Ganz und gar nicht spartanisch ging es im Hause des Großherzogs bei so genannten „rekommandierten Diners“ zu, bei denen 30 bis 40 Gäste eingeladen waren. Die Kinder durften daran ebenso wenig teilnehmen wie an Bällen. Bevor die Gäste kamen, war es ihnen aber erlaubt, noch schnell durch die festlich mit Blumen und Pflanzen geschmückten und von Kronlüstern mit Wachskerzen erhellten Räume zu huschen, in denen die Dienerschaft in roten Escarpins und Offiziale in schwarzer geschlossener Uniform mit Degen und Zweispitz unter dem Arm warteten. Sie durften auch zusehen, wie ihre Mutter die Toilette beendete. Strahlend von Brillanten – sie besaß immerhin das legendäre Halsband Marie Antoinettes –, in Seide und Samt mit einer langen Schleppe rauschend, war sie dann ihr ganzes Entzücken.

Ein vorbildlicher Schüler

Leopold Ferdinand war ein aufgewecktes, kluges Kind, das seinen Hauslehrern auf Grund seiner raschen Auffassungsgabe und Interessiertheit Freude bereitete. Er hatte großes Sprachentalent, begeisterte sich für Mathematik, machte rasche Fortschritte im Fechten und Reiten. Mit 15 Jahren kam er als externer Zögling auf die k. k. Marineakademie in Fiume. Auch hier lief alles wie am Schnürchen. Als er 1887 nach vier Jahren als Seekadett zweiter Klasse ausgemustert wurde, waren seine Lehrer voll des Lobes. Sie attestierten ihm hohes Sprachtalent, größte Lernbegeisterung und fürsorglichen, ja sogar liebevollen Umgang mit der Mannschaft.

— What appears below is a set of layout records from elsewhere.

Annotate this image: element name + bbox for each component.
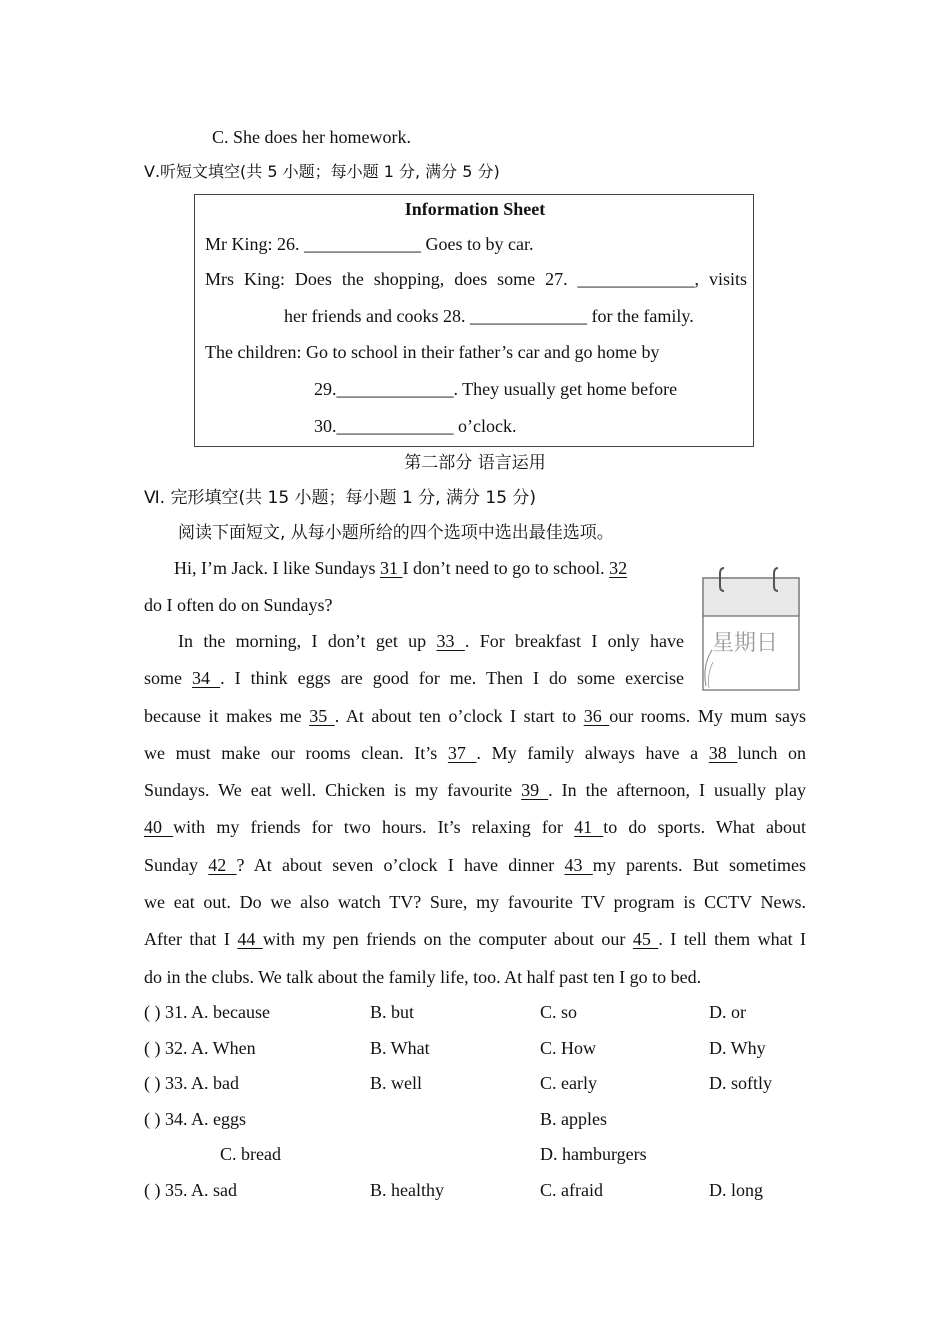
blank-31: 31 xyxy=(379,558,403,578)
info-sheet-title: Information Sheet xyxy=(404,199,546,219)
calendar-icon xyxy=(700,566,802,692)
question-number: ( ) 35. A. sad xyxy=(144,1180,237,1200)
part-2-title: 第二部分 语言运用 xyxy=(404,453,546,473)
option-c: C. early xyxy=(540,1073,597,1093)
calendar-label: 星期日 xyxy=(712,631,779,656)
option-c: C. so xyxy=(540,1002,578,1022)
blank-34: 34 xyxy=(192,668,221,688)
passage-line: we eat out. Do we also watch TV? Sure, my favourite TV program is CCTV News. xyxy=(144,892,806,912)
passage-line: do in the clubs. We talk about the family life, too. At half past ten I go to bed. xyxy=(144,967,702,987)
info-row-children-cont2: 30._____________ o’clock. xyxy=(314,416,517,436)
blank-32: 32 xyxy=(609,558,628,578)
option-b: B. healthy xyxy=(370,1180,444,1200)
section-6-instruction: 阅读下面短文, 从每小题所给的四个选项中选出最佳选项。 xyxy=(178,523,614,543)
section-6-heading: Ⅵ. 完形填空(共 15 小题；每小题 1 分, 满分 15 分) xyxy=(144,488,537,508)
option-b: B. What xyxy=(370,1038,430,1058)
passage-line: Sunday 42 ? At about seven o’clock I have dinner 43 my parents. But sometimes xyxy=(144,855,807,875)
info-row-children: The children: Go to school in their father’s car and go home by xyxy=(205,342,660,362)
option-d: D. hamburgers xyxy=(540,1144,647,1164)
question-number: ( ) 33. A. bad xyxy=(144,1073,239,1093)
blank-45: 45 xyxy=(632,929,659,949)
passage-line: Sundays. We eat well. Chicken is my favourite 39 . In the afternoon, I usually play xyxy=(144,780,807,800)
prev-option-c: C. She does her homework. xyxy=(212,127,411,147)
option-c: C. How xyxy=(540,1038,597,1058)
passage-line: Hi, I’m Jack. I like Sundays 31 I don’t need to go to school. 32 xyxy=(174,558,628,578)
passage-line: because it makes me 35 . At about ten o’clock I start to 36 our rooms. My mum says xyxy=(144,706,806,726)
information-sheet-box xyxy=(194,194,754,447)
passage-line: some 34 . I think eggs are good for me. Then I do some exercise xyxy=(144,668,685,688)
option-c: C. bread xyxy=(220,1144,281,1164)
passage-line: In the morning, I don’t get up 33 . For breakfast I only have xyxy=(178,631,684,651)
section-5-heading: Ⅴ.听短文填空(共 5 小题；每小题 1 分, 满分 5 分) xyxy=(144,162,500,181)
option-b: B. but xyxy=(370,1002,415,1022)
passage-line: do I often do on Sundays? xyxy=(144,595,333,615)
blank-35: 35 xyxy=(309,706,335,726)
option-b: B. well xyxy=(370,1073,422,1093)
question-number: ( ) 31. A. because xyxy=(144,1002,270,1022)
blank-38: 38 xyxy=(708,743,738,763)
blank-33: 33 xyxy=(436,631,465,651)
info-row-mrs-king-cont: her friends and cooks 28. _____________ for the family. xyxy=(284,306,694,326)
blank-42: 42 xyxy=(208,855,237,875)
blank-36: 36 xyxy=(583,706,610,726)
option-d: D. or xyxy=(709,1002,746,1022)
passage-line: 40 with my friends for two hours. It’s relaxing for 41 to do sports. What about xyxy=(144,817,807,837)
passage-line: After that I 44 with my pen friends on the computer about our 45 . I tell them what I xyxy=(144,929,807,949)
blank-41: 41 xyxy=(574,817,604,837)
question-number: ( ) 34. A. eggs xyxy=(144,1109,246,1129)
question-number: ( ) 32. A. When xyxy=(144,1038,256,1058)
info-row-children-cont: 29._____________. They usually get home before xyxy=(314,379,678,399)
passage-line: we must make our rooms clean. It’s 37 . My family always have a 38 lunch on xyxy=(144,743,807,763)
blank-43: 43 xyxy=(564,855,593,875)
blank-44: 44 xyxy=(237,929,263,949)
calendar-illustration xyxy=(700,566,802,692)
option-b: B. apples xyxy=(540,1109,607,1129)
info-row-mr-king: Mr King: 26. _____________ Goes to by car. xyxy=(205,234,534,254)
option-d: D. long xyxy=(709,1180,763,1200)
option-d: D. softly xyxy=(709,1073,772,1093)
option-d: D. Why xyxy=(709,1038,766,1058)
blank-39: 39 xyxy=(521,780,549,800)
blank-40: 40 xyxy=(144,817,174,837)
blank-37: 37 xyxy=(447,743,477,763)
info-row-mrs-king: Mrs King: Does the shopping, does some 27. _____________, visits xyxy=(205,269,747,289)
option-c: C. afraid xyxy=(540,1180,603,1200)
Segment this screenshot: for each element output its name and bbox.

Das Meer übte auf den jungen Mann von Anfang an die größte Faszination aus. Schon nach der ersten Sommerreise auf der Korvette „Saida“, die ihn nach Dalmatien führte, schrieb er voll Begeisterung: „Wunderbar der Zauber, den ein Segelschiff überhaupt ausübt. Die ruhigen Bewegungen, die gleichmäßige Neigung bei stetigem Winde, das Rauschen der Bugwelle, das Sausen im Takelwerk und der ewige Wechsel von Wolken und Beleuchtungseffekten, die das Wasser bald ultramarinblau, bald grünlich, braun oder bleigrau erscheinen ließen, das gespannte Erwarten einer Bö, die man ja schon von weitem auf dem Wasser daherkommen sieht …“ 3

Mit erstklassigen Beurteilungen stieg er auch 1889 zum Seekadett erster Klasse auf und wurde kurz darauf im Alter von nur 21 Jahren zum Linienschiffsfähnrich befördert. Das alles waren die besten Voraussetzungen für eine glänzende Karriere in der k. k. Marine. Und die hätte der inzwischen zu einem attraktiven jungen Mann herangewachsene Erzherzog, dem die Uniform noch den zusätzlichen Pfiff von Schneidigkeit verlieh, auch mit Sicherheit gemacht – wäre da nicht ein Ereignis gewesen, das seinen Lebensnerv jäh durchschnitt wie ein Hieb einer Machete.

Die unglückliche Liebe

Im Alter von 16 Jahren hatte sich Leopold Ferdinand in seine Cousine Elvira von Bourbon, die zweitälteste Tochter des spanischen Thronprätendenten Don Carlos, verliebt. In der harten Zeit des rastlosen Studiums und der angestrengten Arbeit war sie es, die ihm eine innere Stütze war und mit der er die Dinge besprechen konnte, die ihn im Innersten bewegten wie etwa Fragen der Religion. Zwischen beiden herrschte die Gewissheit, dass es nicht möglich sei, sie jemals zu trennen. Als er 1891 anlässlich der Hochzeit seiner Schwester Luise nach Wien kam, traf er Elvira wieder. Später erinnerte er sich: „Wenige Worte zwischen uns beiden, die wir ja insgeheim schon sieben Jahre verlobt waren, genügten. Ich fuhr nach Salzburg, und getreu den Traditionen des Hauses, erbat ich die Zustimmung meines Vaters, die Erlaubnis zu meiner Verheiratung mit Elvira von Bourbon beim Kaiser einzuholen.“ 4

Der Großherzog äußerte sich nicht. Gemeinsam mit seiner Frau und seinem Sohn reiste er aber nach Wien zum Kaiser. Dieser führte zuerst ein Gespräch allein mit den Eltern. Dann wurde Erzherzog Leopold gerufen. Mit trockenen Worten teilte ihm der Kaiser mit, dass er die Zustimmung nicht geben werde. Die Staatsräson erlaube keine neuerliche Verbindung mit dem Haus Bourbon, Elviras Schwester habe zwei Jahre zuvor Johann Salvator geheiratet, das reiche.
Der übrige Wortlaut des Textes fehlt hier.